Колонну женщин погнали к воротам, но не в направлении душевых. На платформе высилась груда чемоданов и узлов с пожитками. Теперь вещи казались бесполезными, хотя в пути их очень берегли. Ракель отыскала взглядом свой саквояж, где лежали две книги. Она бы с радостью отдала все, что имела, лишь бы еще раз обнять и поцеловать родителей. С болезненной горечью Ракель осознала, что больше их не увидит, и утратила способность трезво мыслить и рассуждать.
Узников отвели в здание неподалеку и заставили раздеться догола. У Ракель отобрали крошечный золотой медальон на тоненькой цепочке. Сару усадили на табурет, огромными ножницами отстригли завшивленные волосы, а затем грубо обрили голову. Ракель подверглась той же процедуре: тупое лезвие бритвы оцарапало нежную кожу головы, кровь ручейками стекала за уши. Обнаженным, наголо обритым женщинам грубо втерли под мышки вонючий порошок.
Последним, самым горьким унижением стало клеймо, вытатуированное на левой руке каждой пленницы. Ракель поняла, что заключенных больше не считают людьми. Ракель Боне из Сеньона, талантливая скрипачка, дочь и сестра, перестала существовать. Ее сменил шестизначный номер, начинающийся с единицы и оканчивающийся цифрой семь. На руке Сары синела такая же татуировка, оканчивающаяся цифрой восемь.
С тех пор прошло восемь месяцев. Татуированной рукой Ракель покрепче сжала гриф скрипки и продолжила играть. Она подозревала, что родителей и малышку Гитель убили в первый же день, даже не стали тратить на них чернила для клейма. По лагерю ходили слухи, что за женскими бараками расположены тайные «подвалы смерти». Узники украдкой кивали на высокие трубы, непрерывно извергавшие в небо клубы сладковатого черного дыма, и шептали, что там, в печах котельной, сжигают бесчисленные трупы. Ракель так и не дождалась обещанного душа, хотя каждый день в душевые отправляли группу заключенных. Впрочем, оттуда никто не возвращался.
– Сначала газом потравят, потом в топку отправят, – с хриплым смешком сказала одна из узниц, Руфь. За потрескавшимися губами виднелись цинготные, кровоточащие десны и редкие зубы. Она провела в Аушвице почти полтора года. Ракель с ужасом сообразила, что они с Руфью считались долгожительницами. Обычно заключенные в лагере не выдерживали дольше нескольких месяцев, но Руфь была исполнительной работницей, а Ракель играла на скрипке.

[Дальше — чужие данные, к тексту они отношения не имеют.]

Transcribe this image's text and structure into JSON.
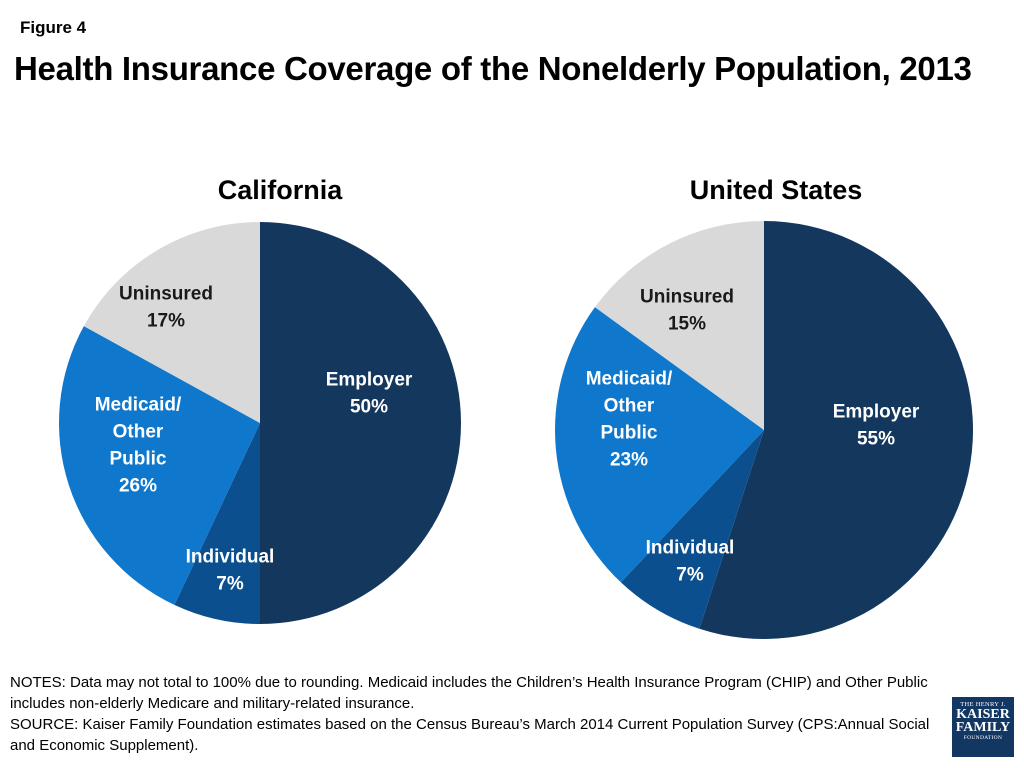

Хотя узники считали Руфь сумасшедшей, Ракель ей верила. В лагерной иерархии Руфь занимала привилегированное положение: она охотно отдавалась надзирателям-капо – полякам, попавшим в лагерь за уголовные преступления, – что защищало ее от жестокости лагерного командования. Из разговоров надзирателей Руфь многое узнала, и врать ей было незачем.
Оркестр заиграл еще одно произведение Баха. Ракель водила смычком по струнам, думая о том, с каким рвением нацисты уничтожали в заключенных не только волю к жизни, но и все человеческое. Все существование узников свелось к ожиданию очередной пайки хлеба. Раз в день им разрешалось посещать умывальник и уборную – глубокий и узкий бетонный ров, где заключенные сидели на корточках, плечом к плечу. Руфь говорила, что мужчинам приходится гораздо хуже, но не стала уточнять, как именно. На отправление естественных надобностей отводилось двадцать секунд. Надзирательницы развлекались и громко отсчитывали оставшееся время, зная, что узницы страдают поносами, запорами, дифтерией, тифом и прочими ужасными болезнями.
Ракель волновало только одно: возвращение сестры. Каждый день Сару и других заключенных отправляли на работу. В любую погоду узники, одетые в холщовые лагерные робы, пешком преодолевали шесть километров до фармацевтического завода «Фарбенинудстри», трудились там одиннадцать часов, а потом шли в лагерь, где получали миску жидкого супа из гнилых овощей и пайку черного глинистого хлеба. Утром иногда выдавали горький желудевый кофе. Восемь месяцев Сара держалась, но на этой неделе ей нездоровилось. Причина болезни не имела значения – лечить ее все равно было нечем.
Аушвиц был преддверием смерти. Узники гибли от рук нацистов, от голода, от болезней, от переохлаждения, от измождения, от нервного истощения… Один из эсэсовцев любил практиковаться в стрельбе по движущимся мишеням: он отбирал слабых и немощных и отправлял в ближайший лес, где отстреливал несчастных, заставляя их перебегать от дерева к дереву. Однако самым большим бедствием лагерной жизни были поверки. Заключенных поднимали на рассвете, кормили желудевой баландой и выстраивали на плацу для пересчета. Поверки длились часами, и многие узники падали, не выдержав переохлаждения. Упавших оттаскивали в сторону и убивали. За опоздание на поверку заключенного расстреливали на месте и жестоко избивали всех обитателей его барака.
Трупы бесцеремонно сваливали у стены одного из корпусов и раз в день вывозили на телегах.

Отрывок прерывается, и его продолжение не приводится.